A group of proteins linked with nerve cell defects could represent promising treatment targets for people with fragile X tremor-ataxia syndrome (FXTAS), a study in mice suggested.

The study, “Reduction of Fmr1 mRNA Levels Rescues Pathological Features in Cortical Neurons in a Model of FXTAS,” was published in the journal Molecular Therapy – Nucleic Acids.

FXTAS is a common condition in families affected by fragile X syndrome. It is characterized by movement abnormalities (ataxia) and rhythmic, involuntary movements (tremors) resembling the symptoms of Parkinson’s disease. Anxiety and cognitive decline may also be present.

Unlike fragile X, which appears early in life, FXATS occurs during adulthood and predominantly affects men older than 50.

Both conditions are caused by an unusually large DNA segment in the FMR1 gene.

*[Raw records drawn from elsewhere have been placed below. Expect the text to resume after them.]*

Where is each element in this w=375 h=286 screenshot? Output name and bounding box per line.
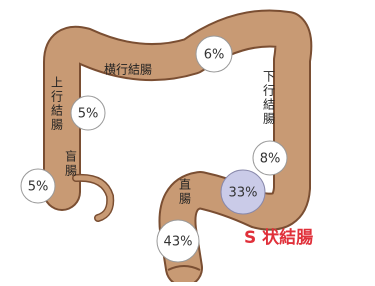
rate-label: 6% bbox=[204, 48, 225, 63]
rate-label: 5% bbox=[78, 107, 99, 122]
colon-diagram: 横行結腸 上行結腸 下行結腸 盲腸 S 状結腸 直腸 6% 5% 8% 5% 3… bbox=[0, 0, 375, 282]
rate-label: 8% bbox=[260, 152, 281, 167]
rate-label: 33% bbox=[229, 186, 258, 201]
region-label: 上行結腸 bbox=[50, 76, 64, 132]
region-label: 盲腸 bbox=[64, 149, 78, 178]
rate-label: 43% bbox=[164, 235, 193, 250]
region-label: 下行結腸 bbox=[262, 70, 276, 126]
region-label: S 状結腸 bbox=[244, 227, 313, 248]
region-label: 直腸 bbox=[178, 178, 192, 206]
region-label: 横行結腸 bbox=[104, 63, 152, 77]
rate-label: 5% bbox=[28, 180, 49, 195]
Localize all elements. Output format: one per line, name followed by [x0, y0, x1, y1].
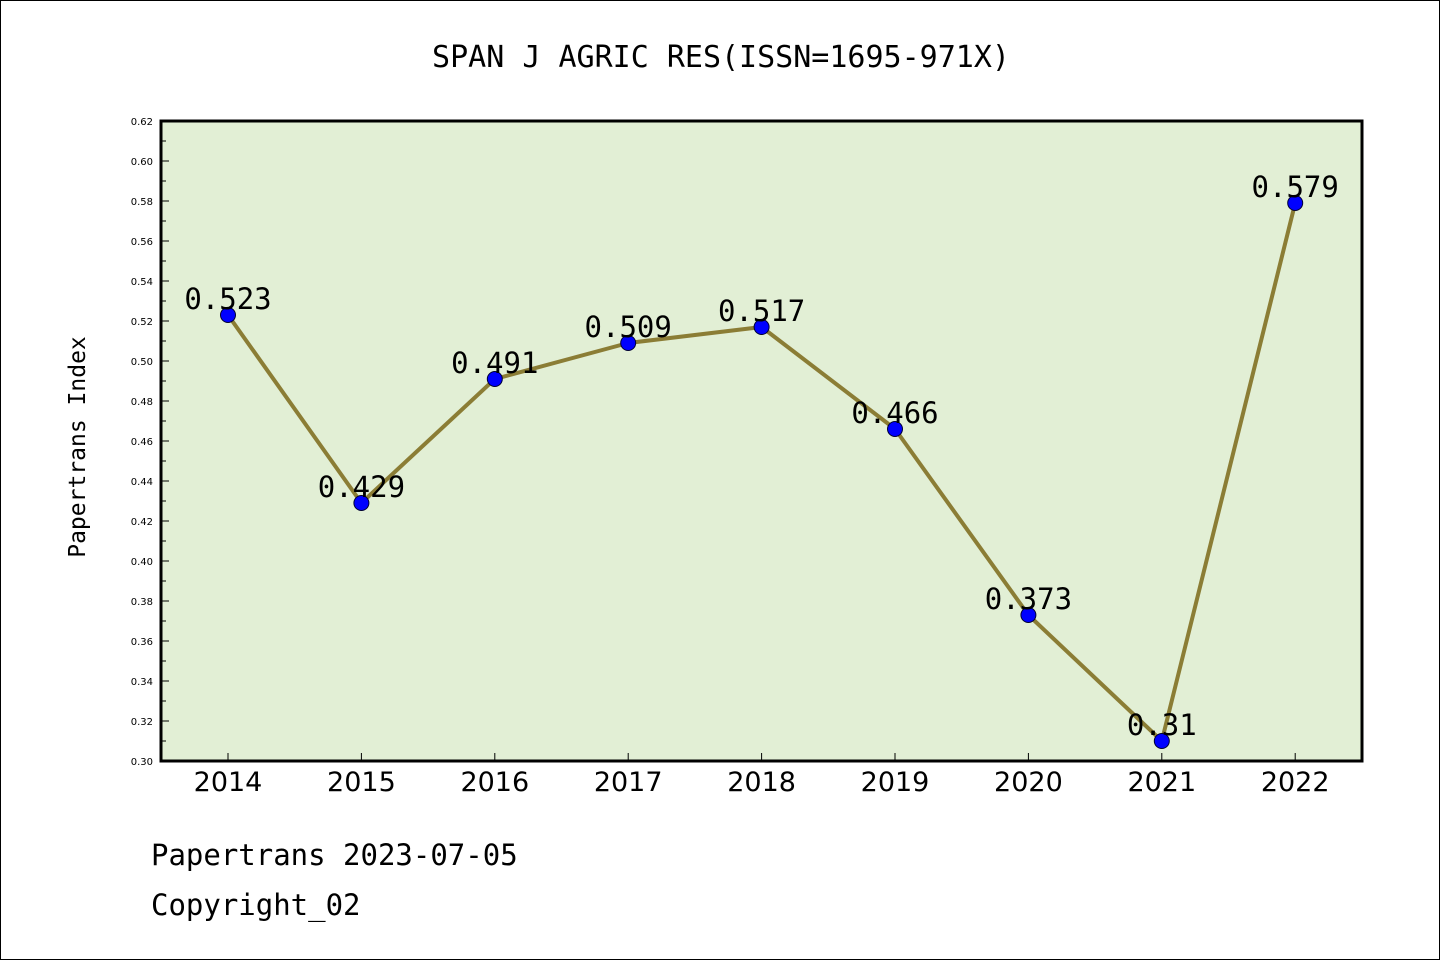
- data-label-2019: 0.466: [851, 396, 938, 430]
- y-axis-ticks: 0.30 0.32 0.34 0.36 0.38 0.40 0.42 0.44 0.46 0.48…: [131, 117, 169, 768]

While people with fragile X typically have a “full” mutation with over 200 CGG repeats, those with FXTAS carry a premutation comprising 55–200 such repeats. (Of note, C stands for cytosine and G for guanine, two of the four building blocks of DNA).

FMR1 provides instructions for making the fragile X mental retardation protein, or FMRP. This protein is present in many tissues, but it is believed to play an important role in the functioning of nerve cells, or neurons, and their communication.

Although the genetic cause of FXTAS is well-established, the reason why people with this disorder develop movement and cognition problems associated with nerve cell damage is still unclear.

In addition, although FXTAS has been mostly viewed as a late-onset disorder, certain symptoms in patients as well as learning and memory problems seen in mouse models suggest the disorder may start damaging the body earlier than previously thought, disrupting the development of neurons.

So far, no specific therapy is available for FXTAS. Treatment with brexanolone (or allopregnanolone) improved cognitive functioning in people with this disorder. However, nothing is known for its effects on neurodevelopmental outcomes “opening the possibility to search for new targetable pathways in young patients,” the researchers wrote.

Scientists have characterized three potential culprits at the root of FXTAS — clumps of materials inside nerve cells, the presence of a short and abnormal FMRP protein, and elevated levels of FMR1 messenger RNA (mRNA), derived from DNA in the production of FMRP.

Using a mouse model of FXTAS, the team from France and Germany specifically studied the impact of elevated FMR1 mRNA levels and whether bringing those levels down to normal would be beneficial.

As seen in previous studies, the results showed that neurons in the brains of mice with FXTAS-like disease had several abnormalities — these cells were shorter, were less branched, and had longer dendritic spines (tiny protrusions involved in the communication with other nerve cells).

Importantly, when the researchers genetically engineered neurons to lower the amounts of FMR1 mRNA, they were able to correct these defects.

The scientists identified several proteins altered in neurons of mice with FXTAS. They spotted 29 proteins — including Tia1, Hnrnpll, ROAA, and P5CDH — whose levels returned to normal at the same time the neuronal defects were repaired.

Overall, the researchers believe these proteins could hold the key for the molecular pathways underlying the disease, and may represent “promising pharmacological targetable molecules for early therapeutic intervention for FXTAS,” they wrote.